TCU coach Gary Patterson’s return to Manhattan went awry on one play.
Leading Kansas State 28-27 in the fourth quarter, the TCU coach mistakenly sent quarterback Trevone Boykin out to return a punt from the Wildcats. But Boykin’s No. 2 jersey matched that of cornerback Jason Verrett, who was also on the field, and the penalty gave K-State new life.
The Wildcats went on to win the game 33-31, but it was that play that Patterson, who played at K-State from 1980-81, just couldn’t shake.
“It’s only one person’s fault that we didn’t win, and that’s me,” he said. “You run a punt returner on that we’ve never done before because we left our defense on the field and gave them an opportunity to go for it on fourth down, it’s the difference in the ballgame.”
Patterson said the play happened because his team left its defense on the field in case K-State went for it instead of punted in the short field with the Wildcats at the Horned Frogs’ 39.
Despite reports during the television broadcast that K-State coach Bill Snyder had tipped off the referees to the jersey issue, Patterson said he knew right after the play that they had made the mistake, and so did the officials.
Patterson said the most disappointing part of the loss is that it dropped the Horned Frogs (4-7) out of a shot at bowl eligibility.
“It’s only the second time in 16 years we haven’t been to a bowl game,” he said. “I saw somebody picked us to get beat 55-21, that’s like a slap in the face. The way we play and what we do, and the kind of integrity that we try to have at our place.
“It’s 2004 and now 2013, the only two years we’ve been here, no matter what league we’ve played in, we didn’t play in a bowl game.”
Patterson was born in Rozel and played football at Dodge City Community College before transferring to Kansas State in 1980, playing both safety and linebacker during his career. In 1982, he served as a graduate assistant under Jim Dickey and then he departed for his first full-time gig as linebacker coach at Tennessee Tech.
He made stops at UC Davis, Cal Lutheran, Pittsburg State and Sonoma State before landing with Utah State in 1992. He went to TCU as defensive coordinator for Dennis Franchione from 1998 to 2000 before becoming the head coach in 2000.

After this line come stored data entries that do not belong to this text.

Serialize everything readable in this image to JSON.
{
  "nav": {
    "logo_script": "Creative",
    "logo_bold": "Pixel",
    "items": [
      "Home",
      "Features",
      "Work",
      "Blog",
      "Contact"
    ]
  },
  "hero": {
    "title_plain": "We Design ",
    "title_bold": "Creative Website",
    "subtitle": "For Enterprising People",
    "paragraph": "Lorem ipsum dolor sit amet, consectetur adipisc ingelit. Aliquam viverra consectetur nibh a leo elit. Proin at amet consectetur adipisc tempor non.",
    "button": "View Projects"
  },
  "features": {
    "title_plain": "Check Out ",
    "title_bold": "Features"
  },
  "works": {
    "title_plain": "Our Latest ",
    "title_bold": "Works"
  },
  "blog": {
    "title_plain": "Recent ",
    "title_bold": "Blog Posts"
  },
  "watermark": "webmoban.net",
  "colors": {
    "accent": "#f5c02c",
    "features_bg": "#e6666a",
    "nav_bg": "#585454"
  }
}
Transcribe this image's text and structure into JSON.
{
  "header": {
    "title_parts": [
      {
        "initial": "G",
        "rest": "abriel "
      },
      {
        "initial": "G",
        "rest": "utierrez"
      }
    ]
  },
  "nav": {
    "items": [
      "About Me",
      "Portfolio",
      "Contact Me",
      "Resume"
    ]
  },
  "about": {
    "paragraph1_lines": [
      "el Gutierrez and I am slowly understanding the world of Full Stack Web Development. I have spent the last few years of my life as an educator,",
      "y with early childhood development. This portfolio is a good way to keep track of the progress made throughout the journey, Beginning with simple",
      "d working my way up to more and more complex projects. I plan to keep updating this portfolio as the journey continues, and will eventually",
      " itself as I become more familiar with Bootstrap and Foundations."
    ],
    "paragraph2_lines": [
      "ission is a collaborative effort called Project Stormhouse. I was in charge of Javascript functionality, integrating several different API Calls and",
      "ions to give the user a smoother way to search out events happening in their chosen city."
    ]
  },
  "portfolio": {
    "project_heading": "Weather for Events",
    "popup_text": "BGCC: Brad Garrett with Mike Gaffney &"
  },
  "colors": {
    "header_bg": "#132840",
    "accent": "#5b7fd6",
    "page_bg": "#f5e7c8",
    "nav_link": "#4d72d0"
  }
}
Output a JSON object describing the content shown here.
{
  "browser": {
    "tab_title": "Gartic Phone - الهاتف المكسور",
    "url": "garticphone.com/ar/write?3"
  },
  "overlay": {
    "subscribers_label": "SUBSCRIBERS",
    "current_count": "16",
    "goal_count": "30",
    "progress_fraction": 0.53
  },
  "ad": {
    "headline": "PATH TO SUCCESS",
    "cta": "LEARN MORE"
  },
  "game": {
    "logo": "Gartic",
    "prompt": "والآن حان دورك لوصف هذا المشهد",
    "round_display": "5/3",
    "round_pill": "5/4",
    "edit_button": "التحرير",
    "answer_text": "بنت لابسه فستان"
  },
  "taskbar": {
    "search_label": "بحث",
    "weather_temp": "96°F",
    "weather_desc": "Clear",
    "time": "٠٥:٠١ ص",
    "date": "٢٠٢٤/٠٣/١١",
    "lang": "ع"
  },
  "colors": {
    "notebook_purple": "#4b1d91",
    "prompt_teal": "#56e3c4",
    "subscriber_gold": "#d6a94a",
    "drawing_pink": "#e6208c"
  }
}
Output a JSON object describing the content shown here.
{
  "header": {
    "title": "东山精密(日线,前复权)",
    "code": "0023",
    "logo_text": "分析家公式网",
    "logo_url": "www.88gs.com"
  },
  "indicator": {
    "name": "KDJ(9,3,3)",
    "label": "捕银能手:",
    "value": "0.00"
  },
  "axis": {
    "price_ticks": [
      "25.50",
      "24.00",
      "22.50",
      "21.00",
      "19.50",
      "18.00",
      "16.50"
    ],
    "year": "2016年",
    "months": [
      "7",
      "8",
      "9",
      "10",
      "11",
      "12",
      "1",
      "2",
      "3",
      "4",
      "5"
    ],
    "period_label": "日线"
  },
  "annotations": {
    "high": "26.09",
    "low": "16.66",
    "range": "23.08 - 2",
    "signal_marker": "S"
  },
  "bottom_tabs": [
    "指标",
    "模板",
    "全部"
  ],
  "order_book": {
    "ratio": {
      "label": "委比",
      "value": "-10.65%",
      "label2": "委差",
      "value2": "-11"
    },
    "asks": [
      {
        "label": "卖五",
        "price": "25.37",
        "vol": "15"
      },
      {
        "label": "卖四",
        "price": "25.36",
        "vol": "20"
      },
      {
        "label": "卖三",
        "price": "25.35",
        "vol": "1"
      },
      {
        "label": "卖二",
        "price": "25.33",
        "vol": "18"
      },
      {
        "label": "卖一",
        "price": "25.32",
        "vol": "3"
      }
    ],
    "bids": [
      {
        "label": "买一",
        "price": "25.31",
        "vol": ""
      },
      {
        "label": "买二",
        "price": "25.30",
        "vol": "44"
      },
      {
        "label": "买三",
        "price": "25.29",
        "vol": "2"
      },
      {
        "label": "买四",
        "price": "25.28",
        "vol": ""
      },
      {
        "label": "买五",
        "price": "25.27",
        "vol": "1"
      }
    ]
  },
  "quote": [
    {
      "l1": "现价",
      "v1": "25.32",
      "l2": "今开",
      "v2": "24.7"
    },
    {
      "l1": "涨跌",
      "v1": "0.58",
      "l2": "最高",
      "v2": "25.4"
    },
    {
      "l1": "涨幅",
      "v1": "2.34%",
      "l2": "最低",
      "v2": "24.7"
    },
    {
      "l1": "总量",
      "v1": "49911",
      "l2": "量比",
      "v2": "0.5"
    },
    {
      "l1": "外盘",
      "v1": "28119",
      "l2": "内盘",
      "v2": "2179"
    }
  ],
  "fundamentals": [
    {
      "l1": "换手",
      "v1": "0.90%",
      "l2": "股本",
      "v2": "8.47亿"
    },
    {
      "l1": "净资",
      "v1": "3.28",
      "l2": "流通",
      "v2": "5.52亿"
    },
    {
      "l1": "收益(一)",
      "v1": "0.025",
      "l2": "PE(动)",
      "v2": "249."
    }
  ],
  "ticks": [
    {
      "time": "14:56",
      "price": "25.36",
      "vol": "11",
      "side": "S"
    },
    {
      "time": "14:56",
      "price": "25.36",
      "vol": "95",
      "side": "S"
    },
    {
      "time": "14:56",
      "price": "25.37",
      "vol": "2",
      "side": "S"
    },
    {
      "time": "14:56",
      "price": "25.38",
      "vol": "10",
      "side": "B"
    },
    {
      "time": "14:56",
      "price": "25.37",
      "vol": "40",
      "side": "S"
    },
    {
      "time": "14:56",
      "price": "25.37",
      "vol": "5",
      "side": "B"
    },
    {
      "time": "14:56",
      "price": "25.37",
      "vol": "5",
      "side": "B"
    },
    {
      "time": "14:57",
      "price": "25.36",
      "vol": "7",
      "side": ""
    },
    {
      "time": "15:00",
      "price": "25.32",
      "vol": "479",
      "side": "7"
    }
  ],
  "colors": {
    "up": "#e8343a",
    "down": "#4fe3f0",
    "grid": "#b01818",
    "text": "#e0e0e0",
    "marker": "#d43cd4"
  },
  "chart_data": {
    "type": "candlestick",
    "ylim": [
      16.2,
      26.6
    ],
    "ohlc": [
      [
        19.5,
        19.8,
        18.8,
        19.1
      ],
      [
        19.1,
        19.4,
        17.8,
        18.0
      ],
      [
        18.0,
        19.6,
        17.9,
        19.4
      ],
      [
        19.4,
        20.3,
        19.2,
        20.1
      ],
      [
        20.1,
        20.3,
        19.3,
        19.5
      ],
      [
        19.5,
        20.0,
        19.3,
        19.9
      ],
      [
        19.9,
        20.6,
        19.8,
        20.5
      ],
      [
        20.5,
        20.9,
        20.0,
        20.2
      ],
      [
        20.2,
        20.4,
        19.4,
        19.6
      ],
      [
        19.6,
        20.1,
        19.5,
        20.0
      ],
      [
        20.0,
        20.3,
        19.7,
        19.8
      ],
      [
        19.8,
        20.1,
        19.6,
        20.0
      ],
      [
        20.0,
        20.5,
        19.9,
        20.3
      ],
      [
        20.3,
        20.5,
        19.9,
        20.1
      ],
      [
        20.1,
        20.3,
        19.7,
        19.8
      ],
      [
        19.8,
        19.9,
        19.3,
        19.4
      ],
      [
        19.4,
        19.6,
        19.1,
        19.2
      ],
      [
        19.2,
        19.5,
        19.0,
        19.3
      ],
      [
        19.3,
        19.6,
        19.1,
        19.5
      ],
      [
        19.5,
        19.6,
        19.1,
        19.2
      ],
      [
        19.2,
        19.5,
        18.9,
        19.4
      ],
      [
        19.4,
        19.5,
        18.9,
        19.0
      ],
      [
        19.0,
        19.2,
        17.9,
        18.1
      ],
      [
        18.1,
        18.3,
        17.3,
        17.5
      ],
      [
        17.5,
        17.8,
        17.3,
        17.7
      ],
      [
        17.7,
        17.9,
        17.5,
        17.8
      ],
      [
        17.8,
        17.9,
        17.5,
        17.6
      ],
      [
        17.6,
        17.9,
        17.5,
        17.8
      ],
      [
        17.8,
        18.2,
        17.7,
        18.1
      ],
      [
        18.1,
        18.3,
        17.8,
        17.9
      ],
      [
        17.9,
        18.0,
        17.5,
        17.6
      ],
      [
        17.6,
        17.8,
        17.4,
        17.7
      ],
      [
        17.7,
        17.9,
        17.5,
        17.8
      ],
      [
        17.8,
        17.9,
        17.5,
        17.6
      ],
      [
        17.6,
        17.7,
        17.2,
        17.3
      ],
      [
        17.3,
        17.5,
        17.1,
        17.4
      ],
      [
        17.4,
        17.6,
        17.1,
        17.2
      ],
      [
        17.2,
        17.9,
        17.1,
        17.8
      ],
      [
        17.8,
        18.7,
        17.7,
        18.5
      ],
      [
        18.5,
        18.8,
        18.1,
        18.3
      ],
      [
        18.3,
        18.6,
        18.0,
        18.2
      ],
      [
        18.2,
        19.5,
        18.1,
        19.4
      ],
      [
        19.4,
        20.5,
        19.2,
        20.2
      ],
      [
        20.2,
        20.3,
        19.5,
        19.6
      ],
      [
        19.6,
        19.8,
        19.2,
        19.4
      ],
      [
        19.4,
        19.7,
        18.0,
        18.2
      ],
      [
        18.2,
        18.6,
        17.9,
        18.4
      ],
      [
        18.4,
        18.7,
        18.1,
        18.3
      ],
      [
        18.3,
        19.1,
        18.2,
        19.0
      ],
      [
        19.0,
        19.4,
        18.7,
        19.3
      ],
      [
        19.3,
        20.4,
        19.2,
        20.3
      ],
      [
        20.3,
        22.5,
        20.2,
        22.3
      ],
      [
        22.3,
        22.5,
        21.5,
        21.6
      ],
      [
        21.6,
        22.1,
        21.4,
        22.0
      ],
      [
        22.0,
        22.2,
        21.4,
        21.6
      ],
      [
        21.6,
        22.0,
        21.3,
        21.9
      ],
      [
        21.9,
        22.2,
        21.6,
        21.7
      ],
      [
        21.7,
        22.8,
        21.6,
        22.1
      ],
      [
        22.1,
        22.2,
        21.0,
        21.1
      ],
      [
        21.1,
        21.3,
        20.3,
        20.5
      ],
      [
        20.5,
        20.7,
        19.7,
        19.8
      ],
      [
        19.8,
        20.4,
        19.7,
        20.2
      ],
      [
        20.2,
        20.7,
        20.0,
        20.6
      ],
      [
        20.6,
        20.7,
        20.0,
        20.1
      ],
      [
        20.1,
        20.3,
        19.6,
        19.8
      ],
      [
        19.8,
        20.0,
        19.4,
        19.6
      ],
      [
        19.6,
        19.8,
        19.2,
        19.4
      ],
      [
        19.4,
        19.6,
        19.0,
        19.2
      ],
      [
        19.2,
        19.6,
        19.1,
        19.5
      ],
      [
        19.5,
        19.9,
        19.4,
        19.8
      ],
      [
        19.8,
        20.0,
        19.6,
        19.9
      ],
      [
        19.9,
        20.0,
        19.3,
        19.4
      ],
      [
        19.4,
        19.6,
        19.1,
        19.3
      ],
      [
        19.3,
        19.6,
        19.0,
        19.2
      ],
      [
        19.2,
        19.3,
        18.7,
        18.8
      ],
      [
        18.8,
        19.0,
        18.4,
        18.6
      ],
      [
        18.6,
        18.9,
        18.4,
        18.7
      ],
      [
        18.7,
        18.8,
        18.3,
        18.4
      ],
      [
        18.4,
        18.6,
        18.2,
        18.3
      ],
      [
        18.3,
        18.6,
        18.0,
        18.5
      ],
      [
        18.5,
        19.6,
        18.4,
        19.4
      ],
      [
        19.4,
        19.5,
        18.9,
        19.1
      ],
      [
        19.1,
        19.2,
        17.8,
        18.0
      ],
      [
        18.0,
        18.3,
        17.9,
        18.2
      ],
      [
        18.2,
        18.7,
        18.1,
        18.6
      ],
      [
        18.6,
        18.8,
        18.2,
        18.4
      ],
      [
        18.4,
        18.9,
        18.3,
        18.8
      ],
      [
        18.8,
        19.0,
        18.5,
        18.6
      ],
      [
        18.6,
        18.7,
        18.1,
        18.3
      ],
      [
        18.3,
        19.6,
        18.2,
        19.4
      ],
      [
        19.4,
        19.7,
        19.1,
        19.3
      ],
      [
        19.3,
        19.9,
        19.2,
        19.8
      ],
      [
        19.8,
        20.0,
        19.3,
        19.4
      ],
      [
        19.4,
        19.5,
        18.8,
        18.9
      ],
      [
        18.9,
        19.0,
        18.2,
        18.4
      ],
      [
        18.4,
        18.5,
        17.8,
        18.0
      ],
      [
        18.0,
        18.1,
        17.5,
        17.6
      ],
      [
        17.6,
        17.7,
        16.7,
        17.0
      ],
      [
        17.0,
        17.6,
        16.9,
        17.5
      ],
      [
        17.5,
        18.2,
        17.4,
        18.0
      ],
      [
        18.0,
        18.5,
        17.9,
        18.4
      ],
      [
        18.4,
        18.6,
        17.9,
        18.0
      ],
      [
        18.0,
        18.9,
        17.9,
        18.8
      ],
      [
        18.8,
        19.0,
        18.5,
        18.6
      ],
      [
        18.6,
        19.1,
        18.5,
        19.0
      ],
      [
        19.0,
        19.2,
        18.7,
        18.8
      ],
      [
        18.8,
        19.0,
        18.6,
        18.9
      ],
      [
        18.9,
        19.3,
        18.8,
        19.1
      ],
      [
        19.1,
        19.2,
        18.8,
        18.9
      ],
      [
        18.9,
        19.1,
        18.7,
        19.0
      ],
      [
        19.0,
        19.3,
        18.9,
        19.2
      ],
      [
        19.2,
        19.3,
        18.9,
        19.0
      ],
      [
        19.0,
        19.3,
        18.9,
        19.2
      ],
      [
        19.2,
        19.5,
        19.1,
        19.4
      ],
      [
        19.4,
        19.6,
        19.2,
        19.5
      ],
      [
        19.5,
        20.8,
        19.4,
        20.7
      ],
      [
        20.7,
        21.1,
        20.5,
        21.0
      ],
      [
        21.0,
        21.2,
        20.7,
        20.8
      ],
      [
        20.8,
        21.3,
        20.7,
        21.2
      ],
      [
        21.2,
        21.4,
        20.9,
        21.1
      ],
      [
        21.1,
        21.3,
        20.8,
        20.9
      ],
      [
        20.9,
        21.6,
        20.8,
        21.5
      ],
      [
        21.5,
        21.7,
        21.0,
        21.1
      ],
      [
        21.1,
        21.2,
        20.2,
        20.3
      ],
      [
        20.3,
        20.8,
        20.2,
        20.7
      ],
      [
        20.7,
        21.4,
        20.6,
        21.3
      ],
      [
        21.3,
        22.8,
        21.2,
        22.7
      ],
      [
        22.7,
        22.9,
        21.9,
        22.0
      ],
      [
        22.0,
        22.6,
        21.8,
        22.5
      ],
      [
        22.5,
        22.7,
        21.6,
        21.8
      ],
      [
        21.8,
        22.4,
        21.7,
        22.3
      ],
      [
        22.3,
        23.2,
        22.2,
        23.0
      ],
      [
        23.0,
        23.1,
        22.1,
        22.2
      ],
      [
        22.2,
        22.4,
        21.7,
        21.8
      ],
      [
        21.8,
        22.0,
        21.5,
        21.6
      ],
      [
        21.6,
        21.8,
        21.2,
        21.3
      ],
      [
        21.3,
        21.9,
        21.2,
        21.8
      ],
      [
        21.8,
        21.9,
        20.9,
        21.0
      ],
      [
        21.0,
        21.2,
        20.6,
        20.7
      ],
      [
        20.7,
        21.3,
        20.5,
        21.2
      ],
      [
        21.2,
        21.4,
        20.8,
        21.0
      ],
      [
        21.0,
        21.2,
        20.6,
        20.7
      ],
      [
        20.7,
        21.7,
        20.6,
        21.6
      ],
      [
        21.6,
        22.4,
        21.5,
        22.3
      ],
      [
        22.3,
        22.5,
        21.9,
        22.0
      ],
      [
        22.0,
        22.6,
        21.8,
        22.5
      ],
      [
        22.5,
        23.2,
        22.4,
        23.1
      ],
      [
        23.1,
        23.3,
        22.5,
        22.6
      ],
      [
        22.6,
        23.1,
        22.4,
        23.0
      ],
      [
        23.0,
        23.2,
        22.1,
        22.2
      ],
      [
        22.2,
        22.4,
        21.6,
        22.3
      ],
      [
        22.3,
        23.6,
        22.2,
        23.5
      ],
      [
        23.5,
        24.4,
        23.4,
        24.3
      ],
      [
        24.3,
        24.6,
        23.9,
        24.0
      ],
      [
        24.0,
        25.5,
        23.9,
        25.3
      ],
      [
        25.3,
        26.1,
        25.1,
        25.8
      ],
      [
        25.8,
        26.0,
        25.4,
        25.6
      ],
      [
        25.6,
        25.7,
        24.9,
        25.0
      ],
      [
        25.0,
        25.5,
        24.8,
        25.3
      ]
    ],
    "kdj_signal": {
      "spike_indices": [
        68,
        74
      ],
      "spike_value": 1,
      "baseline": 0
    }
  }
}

Patterson talked about his journey and what it was like to come back to Manhattan for a football game for the first time in nearly 30 years.
“Win, lose or draw, the biggest thing about coming back, I wanted to play well,” he said. “I left a guy that played special teams and played the guitar and nobody knew about, and came back as hopefully as a great K-State alum.
“I didn’t want to beat Kansas State for any more than to get my team (bowl) eligible, but a lot of history, a lot friends, a lot of memories back here.”
The TCU coach said one of his regrets during this trip was that he didn’t have time to get out and drive around the area to see how much it had changed. Patterson said he last came to Manhattan to receive an award a few years ago.
“If I would have had time I was going to try to get a chance to drive around,” he said. “I haven’t even been really back around campus or any where else in the 30 some years. I need to get back here and look around one of these days.”
Standing on the opposing side and looking at the new West Stadium Center improvements and hearing how loud the crowd got throughout the game, he said it’s hard not to be impressed with what Snyder has done with the K-State program.
“Coach Snyder’s done an unbelievable job, everyone back here, Mr. (John) Currie, the Vanier’s,” he said, “to see all the things that have been built, what the stadium looked like. It’s a great place to go play a ball game. The student section is unbelievable. You can tell there’s a lot of tradition here.”